Ordained Minister, M.Div.
May 2, 2026

The word "Trinity" does not appear in the Bible. Neither does "homoousios," the Greek term for "of one substance" that sits at the center of the Nicene Creed. Yet Christians have claimed for seventeen centuries that the doctrine of the Trinity is the most faithful summary of what the biblical texts say about God. The Nicene Creed is the document that makes that claim most precisely.
The Problem of Monotheism and Jesus
Early Christians inherited a fierce Jewish monotheism: there is one God, and none other. Yet these same early Christians were worshipping Jesus alongside the Father, praying to him, attributing to him divine titles, and claiming that in him "the fullness of deity dwelt bodily" (Colossians 2:9). They also spoke of the Spirit of God as a distinct personal agent, not merely a force or attribute.
The theological task of the first four centuries was to account for all of this data at once. How do you maintain strict monotheism while also affirming the full divinity of the Son and the Spirit? Three broad options emerged, and the Nicene tradition rejected two of them.
The Three Options and Why Two Were Rejected
The first option was modalism: God is one person who revealed himself successively as Father, then Son, then Spirit — three modes or masks of the same being. This preserved unity but obliterated the real distinctions the New Testament describes. It made the Father and Son and Spirit into costumes, not persons.
The second option was subordinationism (Arianism): the Son and Spirit are divine beings but subordinate to and of lesser status than the Father. This preserved divine hierarchy but made salvation questionable — if a creature saves us, we are not truly saved by God.
The Nicene solution was the third option: one divine substance, three distinct persons. God is not three gods. God is not one person in three masks. God is one being — one "what" — who exists as three distinct "whos": Father, Son, and Holy Spirit.
How the Creed Expresses the Trinity
The Nicene Creed does not use the word "Trinity" but its structure embodies the doctrine. It moves through three paragraphs: the Father (maker of heaven and earth), the Son (who is of one being with the Father, became incarnate, died, rose, and will return), and the Holy Spirit (the Lord and giver of life, who proceeds from the Father, who spoke through the prophets).
Each person is presented as fully divine. The Father is the source of all things. The Son is "true God from true God, begotten not made, of one being with the Father." The Spirit is "the Lord" — a divine title — and receives worship and glorification together with the Father and the Son.
Why the Trinity Matters Practically
The doctrine of the Trinity is often dismissed as an abstract philosophical puzzle with no practical relevance. But theologians across traditions have argued precisely the opposite.
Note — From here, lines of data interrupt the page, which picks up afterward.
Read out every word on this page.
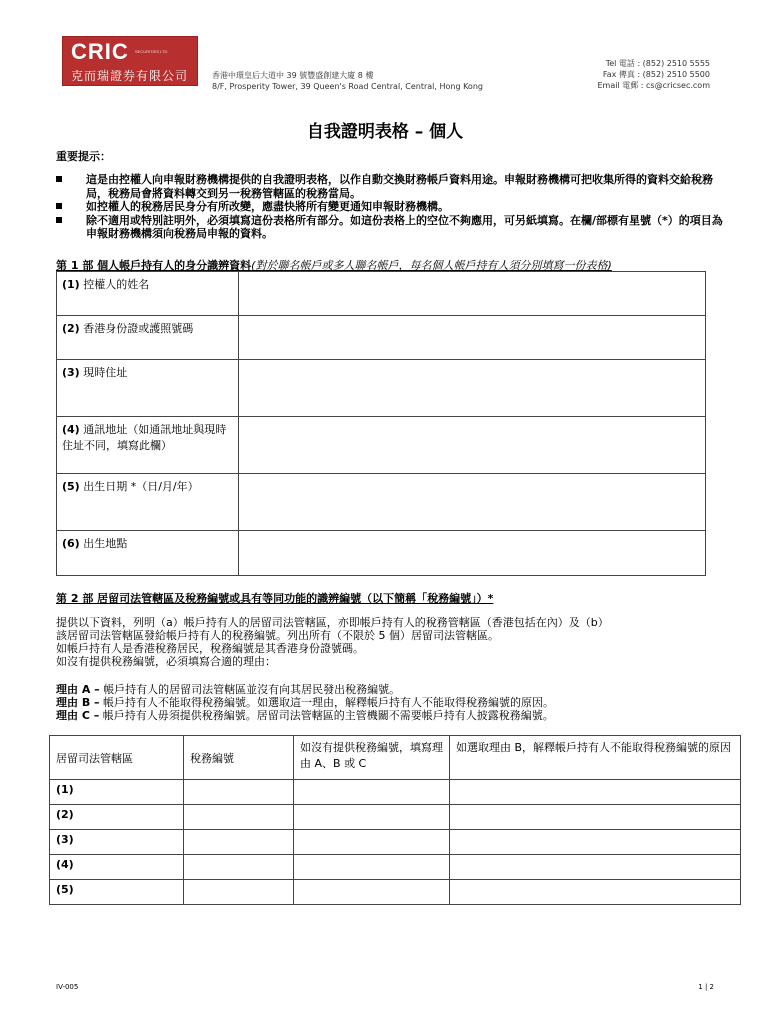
CRIC SECURITIES LTD
克而瑞證券有限公司	香港中環皇后大道中 39 號豐盛創建大廈 8 樓
8/F, Prosperity Tower, 39 Queen's Road Central, Central, Hong Kong
Tel 電話 : (852) 2510 5555
Fax 傳真 : (852) 2510 5500
Email 電郵 : cs@cricsec.com
自我證明表格 – 個人
重要提示：
這是由控權人向申報財務機構提供的自我證明表格，以作自動交換財務帳戶資料用途。申報財務機構可把收集所得的資料交給稅務局，稅務局會將資料轉交到另一稅務管轄區的稅務當局。
如控權人的稅務居民身分有所改變，應盡快將所有變更通知申報財務機構。
除不適用或特別註明外，必須填寫這份表格所有部分。如這份表格上的空位不夠應用，可另紙填寫。在欄/部標有星號（*）的項目為申報財務機構須向稅務局申報的資料。
第 1 部 個人帳戶持有人的身分識辨資料(對於聯名帳戶或多人聯名帳戶，每名個人帳戶持有人須分別填寫一份表格)
(1) 控權人的姓名	
(2) 香港身份證或護照號碼	
(3) 現時住址	
(4) 通訊地址（如通訊地址與現時住址不同，填寫此欄）	
(5) 出生日期 *（日/月/年）	
(6) 出生地點	
第 2 部 居留司法管轄區及稅務編號或具有等同功能的識辨編號（以下簡稱「稅務編號」）*
提供以下資料，列明（a）帳戶持有人的居留司法管轄區，亦即帳戶持有人的稅務管轄區（香港包括在內）及（b）
該居留司法管轄區發給帳戶持有人的稅務編號。列出所有（不限於 5 個）居留司法管轄區。
如帳戶持有人是香港稅務居民，稅務編號是其香港身份證號碼。
如沒有提供稅務編號，必須填寫合適的理由：
理由 A – 帳戶持有人的居留司法管轄區並沒有向其居民發出稅務編號。
理由 B – 帳戶持有人不能取得稅務編號。如選取這一理由，解釋帳戶持有人不能取得稅務編號的原因。
理由 C – 帳戶持有人毋須提供稅務編號。居留司法管轄區的主管機關不需要帳戶持有人披露稅務編號。
居留司法管轄區	稅務編號	如沒有提供稅務編號，填寫理由 A、B 或 C	如選取理由 B，解釋帳戶持有人不能取得稅務編號的原因
(1)			
(2)			
(3)			
(4)			
(5)			
IV-005	1 | 2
The Trinity means that at the heart of ultimate reality is not solitary power but relational love. The Father, Son, and Spirit exist in eternal mutual self-giving. Creation, then, is an outflow of that love. Salvation is an act of the triune God: planned by the Father, accomplished by the Son, applied by the Spirit.
When Christians say God is love (1 John 4:8), the Trinity explains how this could be true before the creation of anything to love. The love that defines God is the eternal love between Father, Son, and Spirit.
Reciting the Trinitarian Creed
When Christians stand to recite the Nicene Creed, they are not performing a liturgical ritual emptied of content. They are making an affirmation about the nature of God that required centuries of debate to clarify, that was defended at great personal cost by men like Athanasius, and that distinguishes Christian theism from every other account of the divine. The Creed is, at its heart, a compressed trinitarian theology — and to affirm it is to step into that whole tradition of thought and confession.